Heat Blocking Windows

Windows not only let light into buildings but also unwanted heat. To address this, a novel window coating has been developed that blocks heat-inducing ultraviolet and infrared light while allowing visible light to pass through at any angle of sunlight. This technology can be applied to existing windows or vehicles, potentially cutting air-conditioning costs by over one-third in warm climates.

Tengfei Luo, the Dorini Family Professor for Energy Studies at the University of Notre Dame and leader of the research, explains that the effectiveness of the coating does not diminish regardless of the sun’s position. Traditional window coatings are typically designed for sunlight entering at a 90-degree angle, but Luo’s team considered the variable angles of sunlight throughout the day, especially during the hotter midday when the sun is at an oblique angle.

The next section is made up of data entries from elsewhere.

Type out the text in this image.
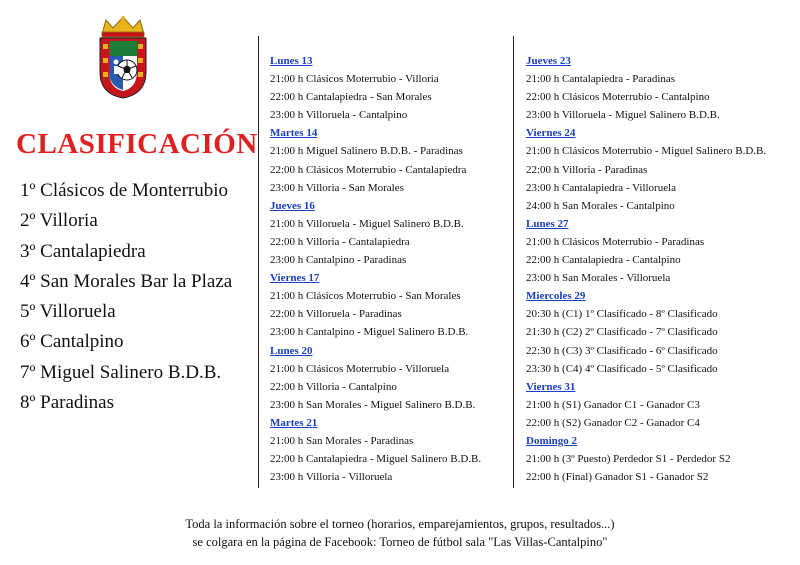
CLASIFICACIÓN
1º Clásicos de Monterrubio
2º Villoria
3º Cantalapiedra
4º San Morales Bar la Plaza
5º Villoruela
6º Cantalpino
7º Miguel Salinero B.D.B.
8º Paradinas
Lunes 13
21:00 h Clásicos Moterrubio - Villoria
22:00 h Cantalapiedra - San Morales
23:00 h Villoruela - Cantalpino
Martes 14
21:00 h Miguel Salinero B.D.B. - Paradinas
22:00 h Clásicos Moterrubio - Cantalapiedra
23:00 h Villoria - San Morales
Jueves 16
21:00 h Villoruela - Miguel Salinero B.D.B.
22:00 h Villoria - Cantalapiedra
23:00 h Cantalpino - Paradinas
Viernes 17
21:00 h Clásicos Moterrubio - San Morales
22:00 h Villoruela - Paradinas
23:00 h Cantalpino - Miguel Salinero B.D.B.
Lunes 20
21:00 h Clásicos Moterrubio - Villoruela
22:00 h Villoria - Cantalpino
23:00 h San Morales - Miguel Salinero B.D.B.
Martes 21
21:00 h San Morales - Paradinas
22:00 h Cantalapiedra - Miguel Salinero B.D.B.
23:00 h Villoria - Villoruela
Jueves 23
21:00 h Cantalapiedra - Paradinas
22:00 h Clásicos Moterrubio - Cantalpino
23:00 h Villoruela - Miguel Salinero B.D.B.
Viernes 24
21:00 h Clásicos Moterrubio - Miguel Salinero B.D.B.
22:00 h Villoria - Paradinas
23:00 h Cantalapiedra - Villoruela
24:00 h San Morales - Cantalpino
Lunes 27
21:00 h Clásicos Moterrubio - Paradinas
22:00 h Cantalapiedra - Cantalpino
23:00 h San Morales - Villoruela
Miercoles 29
20:30 h (C1) 1º Clasificado - 8º Clasificado
21:30 h (C2) 2º Clasificado - 7º Clasificado
22:30 h (C3) 3º Clasificado - 6º Clasificado
23:30 h (C4) 4º Clasificado - 5º Clasificado
Viernes 31
21:00 h (S1) Ganador C1 - Ganador C3
22:00 h (S2) Ganador C2 - Ganador C4
Domingo 2
21:00 h (3º Puesto) Perdedor S1 - Perdedor S2
22:00 h (Final) Ganador S1 - Ganador S2
Toda la información sobre el torneo (horarios, emparejamientos, grupos, resultados...)
se colgara en la página de Facebook: Torneo de fútbol sala "Las Villas-Cantalpino"
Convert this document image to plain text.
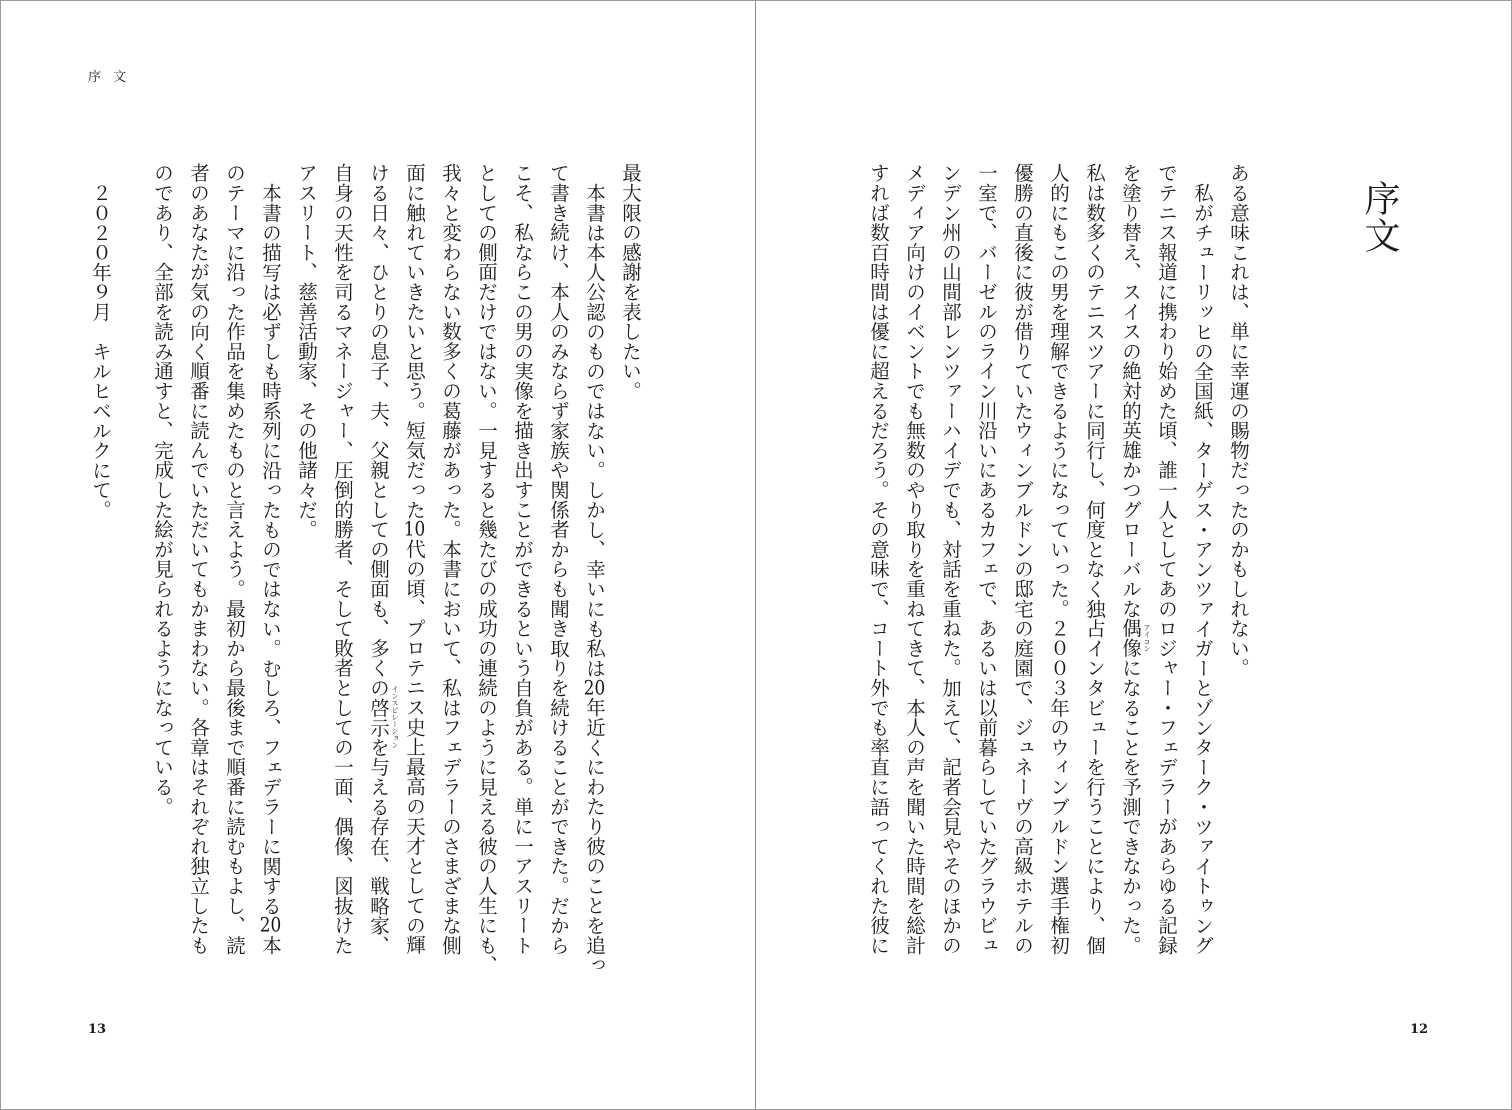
序 文
最大限の感謝を表したい。
本書は本人公認のものではない。しかし、幸いにも私は20年近くにわたり彼のことを追っ
て書き続け、本人のみならず家族や関係者からも聞き取りを続けることができた。だから
こそ、私ならこの男の実像を描き出すことができるという自負がある。単に一アスリート
としての側面だけではない。一見すると幾たびの成功の連続のように見える彼の人生にも、
我々と変わらない数多くの葛藤があった。本書において、私はフェデラーのさまざまな側
面に触れていきたいと思う。短気だった10代の頃、プロテニス史上最高の天才としての輝
ける日々、ひとりの息子、夫、父親としての側面も、多くの啓示 インスピレーション
を与える存在、戦略家、
自身の天性を司るマネージャー、圧倒的勝者、そして敗者としての一面、偶像、図抜けた
アスリート、慈善活動家、その他諸々だ。
本書の描写は必ずしも時系列に沿ったものではない。むしろ、フェデラーに関する20本
のテーマに沿った作品を集めたものと言えよう。最初から最後まで順番に読むもよし、読
者のあなたが気の向く順番に読んでいただいてもかまわない。各章はそれぞれ独立したも
のであり、全部を読み通すと、完成した絵が見られるようになっている。
２０２０年９月　キルヒベルクにて。
13
序文
ある意味これは、単に幸運の賜物だったのかもしれない。
私がチューリッヒの全国紙、ターゲス・アンツァイガーとゾンターク・ツァイトゥング
でテニス報道に携わり始めた頃、誰一人としてあのロジャー・フェデラーがあらゆる記録
を塗り替え、スイスの絶対的英雄かつグローバルな偶像 アイコン
になることを予測できなかった。
私は数多くのテニスツアーに同行し、何度となく独占インタビューを行うことにより、個
人的にもこの男を理解できるようになっていった。２００３年のウィンブルドン選手権初
優勝の直後に彼が借りていたウィンブルドンの邸宅の庭園で、ジュネーヴの高級ホテルの
一室で、バーゼルのライン川沿いにあるカフェで、あるいは以前暮らしていたグラウビュ
ンデン州の山間部レンツァーハイデでも、対話を重ねた。加えて、記者会見やそのほかの
メディア向けのイベントでも無数のやり取りを重ねてきて、本人の声を聞いた時間を総計
すれば数百時間は優に超えるだろう。その意味で、コート外でも率直に語ってくれた彼に
12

The coating consists of ultra-thin layers of materials like silica, alumina, titanium oxide, and a micrometer-thick silicon polymer. This composite not only maintains transparency but also enhances cooling by reflecting thermal radiation. To find the optimal arrangement of these layers for maximum efficiency at various angles, Luo and his team utilized quantum computing. Their approach allowed them to precisely adjust the layer order, resulting in a coating that significantly reduces temperature inside a room.

Published in Cell Reports Physical Science, their findings show that the coating can lower temperatures by 5.4 to 7.2 degrees Celsius even when exposed to a wide range of light angles.

This is a very neat innovation. Anything to help with bills is a good one in my opinion.